昔は煙草や林業が盛んだった一宇も今は最盛期の10分の1まで人口が減ったという。しかし、谷間から見上げても見えない、山の中腹に張り付くように建つ家々を見ると、不便な土地でも先祖から続く大切な故郷を守ろうとする息づかいを感じる。

60年以上前は一クラス100人以上の同級生がいたと80歳のお爺ちゃんが笑いながら教えてくれた。笑いじわが印象的だった。きっと当時は谷間にある学校へ山々からたくさんの子供たちが列を成して、登下校したのだろう。子供たちの笑い声が谷に響いたのだろうと、日本一太いエノキを目指す坂道を上りながら思った。
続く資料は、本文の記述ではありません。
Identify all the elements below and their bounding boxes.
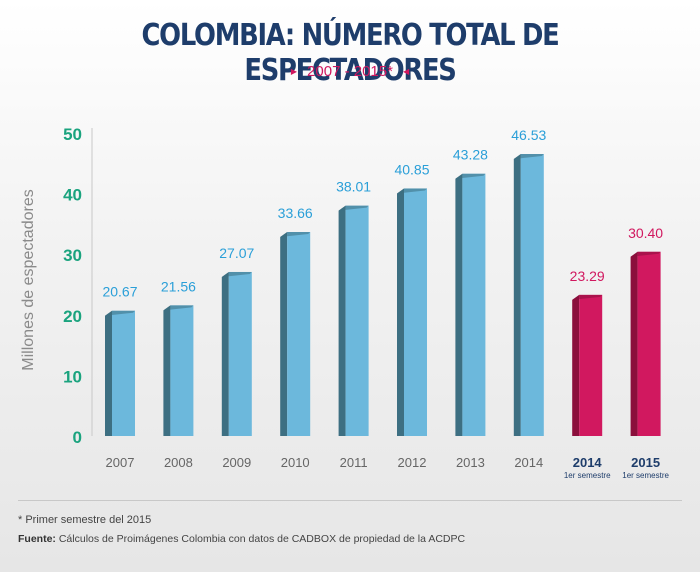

途中で大きなお堂を造る大工さんと話した。一宇の無縁仏を納骨するためのお堂を建てるという。もう、身寄りもなく身内もなく独り最後を迎えた方が一宇にもたくさんいるようだ。
力強いエノキに力を分けてもらい、昼過ぎに一宇の中心部へと下りた。

夜7時から始まった四国で初めての交流会には、県内外から150人を超える人々が集まってくださった。約2時間だったが、皆さんの笑顔がうれしかった。
質疑応答の時間には多数の質問をいただいた。その中で、病により余命がわずかとなったご家族の方へどう言葉をかけたらいいかという質問をいただいた。
これまでにも多数の方々から、直接会って言葉をいただいたり、手紙やメールなどで病に立ち向かっていることを打ち明けていただいた。その度に返す言葉に悩み、考えた。そして、出てきた言葉は「ありがとうございます」だった。
僕にとって、精一杯の言葉だ。
自分も含め命という砂時計はいつ倒れてもおかしくない。だからこそ毎日一生懸命生きようと思える。そして、当たり前に来る日常に感謝しよう。

今回、つるぎ町一宇にて交流会を開催するにあたり、ご協力してくださったトリップの皆様、つるぎ町役場の皆様、そしてご来場の皆様ありがとうございました。